Question

A capacitor is charged using a battery which is then disconnected. A dielectric slab is introduced between the plates which results in
A) an increase in the potential difference across the plates and a reduction in the stored energy but no change in the charge on the plates.
B) a decrease in the potential difference across the plates and a reduction in the stored energy but no change in the charge on the plates.
C) a reduction of the charge on the plates and an increase in the potential difference across the plates.
D) an increase in stored energy but no change in the potential difference across the plates.

Answer 1

Hint: When a dielectric slab gets inserted between the capacitor plates, the capacitance of the capacitor will increase. Since the potential difference across the plates and the energy stored in the capacitor depends on the capacitance of the capacitor, these too will change.

Formulas used:
The capacitance of a capacitor with air between the plates is given by, $C={\displaystyle \frac{{\epsilon }_{0}A}{d}}$ where ${\epsilon }_0$ is the permittivity of free space, $A$ is the area of the plates and $d$ is the distance between the two plates.
The potential difference across the capacitor plates is given by, $V={\displaystyle \frac{Q}{C}}$ where $C$ is the capacitance and $Q$ is the charge on the plate.
The energy stored in the capacitor is given by, $U={\displaystyle \frac{Q^2}{2C}}$ where $Q$ is the charge on the plate and $C$ is the capacitance of the capacitor.
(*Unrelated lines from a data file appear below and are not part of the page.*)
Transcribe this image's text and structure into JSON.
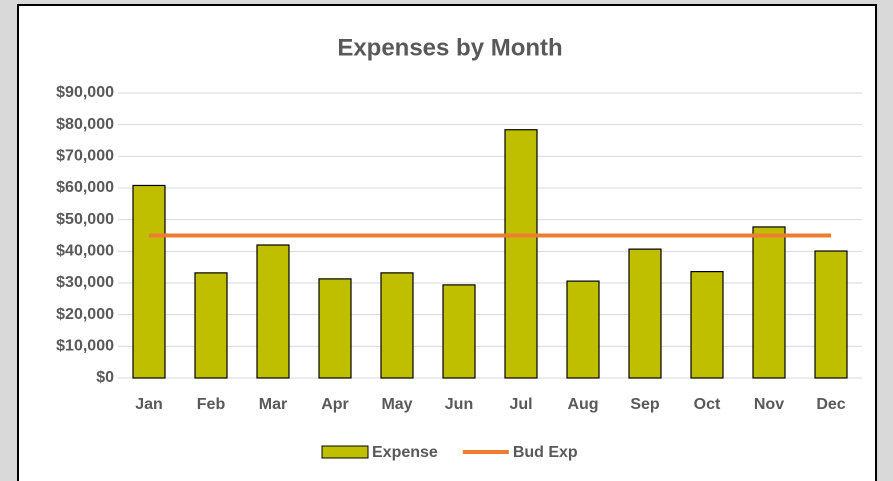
{
  "chart_data": {
    "type": "bar_line",
    "title": "Expenses by Month",
    "categories": [
      "Jan",
      "Feb",
      "Mar",
      "Apr",
      "May",
      "Jun",
      "Jul",
      "Aug",
      "Sep",
      "Oct",
      "Nov",
      "Dec"
    ],
    "series": [
      {
        "name": "Expense",
        "type": "bar",
        "color": "#bfbf00",
        "values": [
          60800,
          33200,
          42000,
          31300,
          33200,
          29400,
          78400,
          30600,
          40700,
          33600,
          47700,
          40100
        ]
      },
      {
        "name": "Bud Exp",
        "type": "line",
        "color": "#ed7d31",
        "values": [
          45000,
          45000,
          45000,
          45000,
          45000,
          45000,
          45000,
          45000,
          45000,
          45000,
          45000,
          45000
        ]
      }
    ],
    "ylim": [
      0,
      90000
    ],
    "yticks": [
      {
        "value": 0,
        "label": "$0"
      },
      {
        "value": 10000,
        "label": "$10,000"
      },
      {
        "value": 20000,
        "label": "$20,000"
      },
      {
        "value": 30000,
        "label": "$30,000"
      },
      {
        "value": 40000,
        "label": "$40,000"
      },
      {
        "value": 50000,
        "label": "$50,000"
      },
      {
        "value": 60000,
        "label": "$60,000"
      },
      {
        "value": 70000,
        "label": "$70,000"
      },
      {
        "value": 80000,
        "label": "$80,000"
      },
      {
        "value": 90000,
        "label": "$90,000"
      }
    ],
    "grid": true,
    "legend": "bottom"
  }
}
Complete step by step answer:
Step 1: Describing the problem at hand.
A capacitor was charged and disconnected. The charge on the plates remains as such. Then a dielectric slab was inserted between the plates. We have to determine how this action affects the potential difference across the capacitor plates and the energy stored in it.
Step 2: Expressing the relation for the capacitance to determine if it increases or decreases on the introduction of a dielectric slab.
The capacitance of a capacitor with air between the plates is given by,
$C={\displaystyle \frac{{\epsilon }_{0}A}{d}}$ where ${\epsilon }_0$ is the permittivity of free space, $A$ is the area of the plates and $d$ is the distance between the two plates.
Now on introducing a dielectric slab between the plates, the permittivity becomes $k{\epsilon }_0$ where $k$ is some constant.
So the capacitance then will be
$\Rightarrow C^{\prime }={\displaystyle \frac{k{\epsilon }_{0}A}{d}}$
$\Rightarrow C^{\prime }=kC$
i.e. the capacitance of the capacitor increases on inserting a dielectric slab between the plates.
Step 3: Using the obtained information about the increase in capacitance, determining if the potential difference across the plates decreases or increases on the introduction of a dielectric slab.
The potential difference across the capacitor plates will be $V={\displaystyle \frac{Q}{C^{\prime }}}$ where $C$’ is the new capacitance and $Q$ is the charge on the plate.
Since charge remains the same, the above relation suggests that $V\propto {\displaystyle \frac{1}{C^{\prime }}}$.
So as the capacitance increases the potential difference across the plates must decrease.
Step 4: Expressing the relation for the energy stored in the capacitor to see if it changes.
The energy stored in the capacitor will be $U={\displaystyle \frac{Q^2}{2C^{\prime }}}$ where $Q$ is the charge on the plate and $C$’ is the new capacitance of the capacitor.
From the above relation we have, $U\propto {\displaystyle \frac{1}{C^{\prime }}}$
We know the charge remains constant and the capacitance has increased. So the energy stored in the capacitor will decrease.

So we can conclude that as the dielectric gets inserted between the plates, the potential difference across the plates and the energy stored in the capacitor decreased while the charge remained constant. So the correct option is B.

Note:
When a capacitor is connected to a battery, the two plates of the capacitor will get charged depending on the polarity of the terminal of the battery to which each plate is connected. On disconnecting the battery, the charge formed on the plates will remain the same. The capacitor thus stores energy. Then on discharging the plates, the charge decreases.